I raised my gaze to the mountains in the west that were quickly fading into the dusk and said a prayer. The gods of my people lived in those mountains, and so did the kachinas, the Hopi spirits who were watching me, not always in a friendly way.
“This was not how I envisioned spending my evening,” I said.
“No?” Mick’s smile heated my blood. “And how did you envision spending it?”
I traced the reddish dust on the rooftop with my boot. “Since I haven’t seen you in a couple of days, how did you think?”
“I can guess.” His smile widened. “I have a couple of new things I want to try.”
“New things?” I gave him a mock-innocent look. “You mean there’s more?”
“So much more.” Mick came to me and drew the knuckle of his forefinger down my cheek. “I want to teach you everything, Janet.”
Believe me, I wanted to learn. I turned my head and pressed a kiss to his palm. “Maybe a little Tantric magic would loosen up the curse?”

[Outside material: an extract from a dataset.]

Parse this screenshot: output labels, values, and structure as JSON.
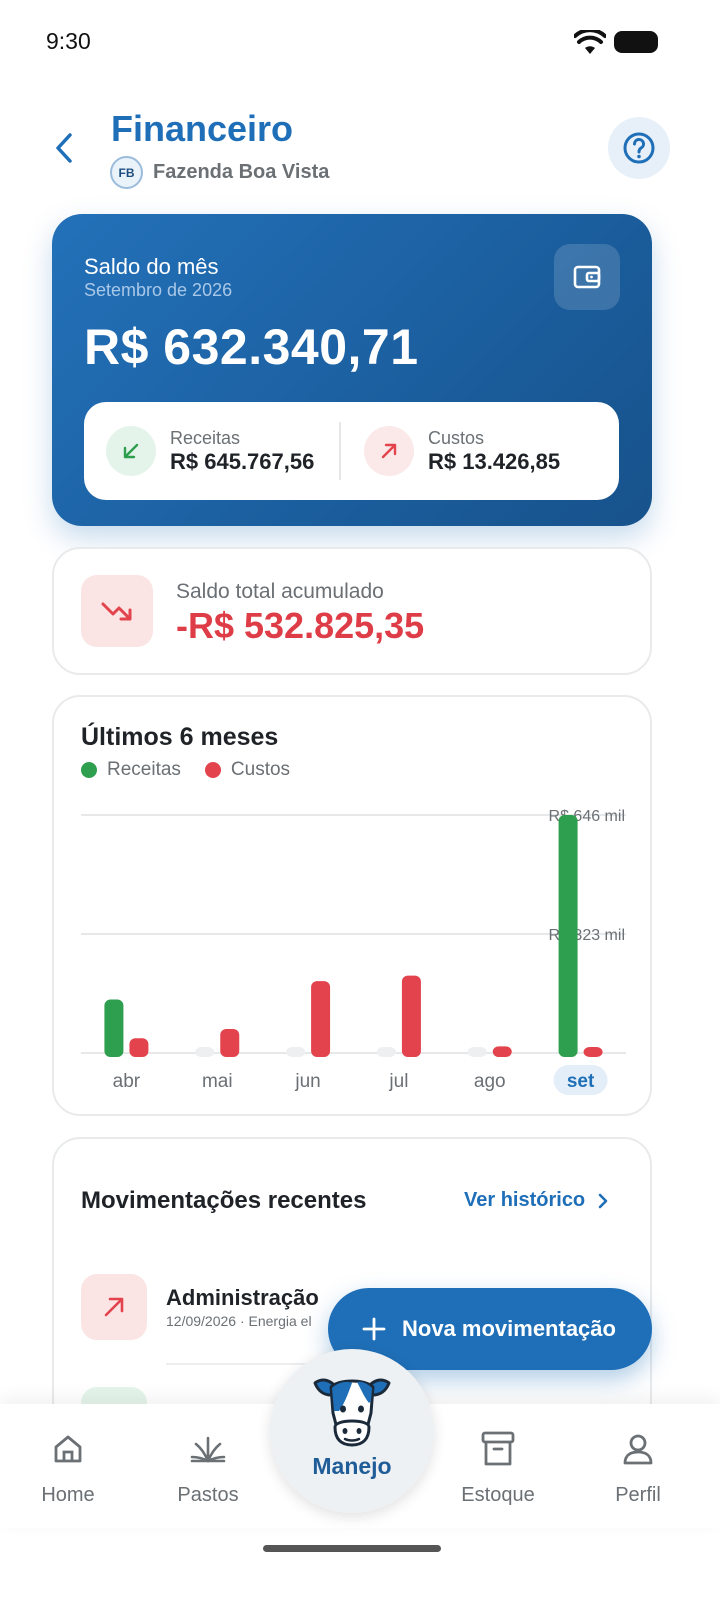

Mick’s growl wasn’t human. “I wish, but we can’t trust the hex. It might make some seriously bad shit happen.”
Like things falling off, maybe? Figures. I had the feeling the hex wasn’t going to let us have any fun.
Mick brushed his thumb over the corner of my mouth. “It would be a hell of a way to go, but I’m not ready to lose you yet.”
I wasn’t ready to lose Mick, either, especially when I still wasn’t really sure I had him. I raised on my tiptoes and kissed his lips.
“Let’s go minimize casualties,” I said before I could turn the kiss into something more satisfying. “But when this is done . . .”
Mick slanted me his bad-boy smile. “When this is done, I won’t hold back.”
I returned the grin. “Good. I’m looking forward to it.”
WE WALKED INSIDE together, hand in hand. “Who’s in?” Mick asked as we started down the stairs.
I considered. “Maya, Coyote, Cassandra, me, and you. Fremont. Juana walked off the job, and Elena never showed up. I only had three rooms filled, and one couple left after the curse played the little trick with the blood. I don’t know whether the other guests have come back for the night . . .” I stopped in my tracks. “Crap.”
Mick and I looked at each other, realizing at the same time. “Ansel,” we said together, and we took the stairs at a run.
THREE
JUST THE QUESTION TO MAKE MY DAY bright—what effects will a very powerful mage’s curse have on a Nightwalker who’s trying to stay on the wagon?
The door of room 2, where Ansel had taken up lodgings a few weeks ago, was firmly closed, and no sound came from behind it. Usually I wouldn’t have let a Nightwalker into my hotel, but Ansel had seemed so alone and morose the night he’d arrived that I couldn’t turn him down.
He’d so far kept to himself and been far less trouble than some of my human guests. I’d learned to have cow’s blood on order for him, but I wasn’t certain of our supply. I’d left a note for Elena the cook to check, but of course she’d decided to not come in today.
I grabbed a flashlight from my office and headed to the kitchen while Mick stayed in the lobby to both check the wards and keep an eye on room 2.
When I reached the kitchen, I could just make out Maya in the back, her long legs a pale smudge in the darkness. The occasional curse in Spanish floated to me.
I yanked open the walk-in refrigerator and quickly splayed my flashlight over the shelves. The refrigerator was depressingly bare, but I relaxed a little when I spotted a plastic gallon bottle full to the top with blood. Good. One of those usually kept Ansel going for a couple of days, so he would be all right. The rest of us might get a little hungry if the doors stayed locked for too long, but at least we wouldn’t be Nightwalker food.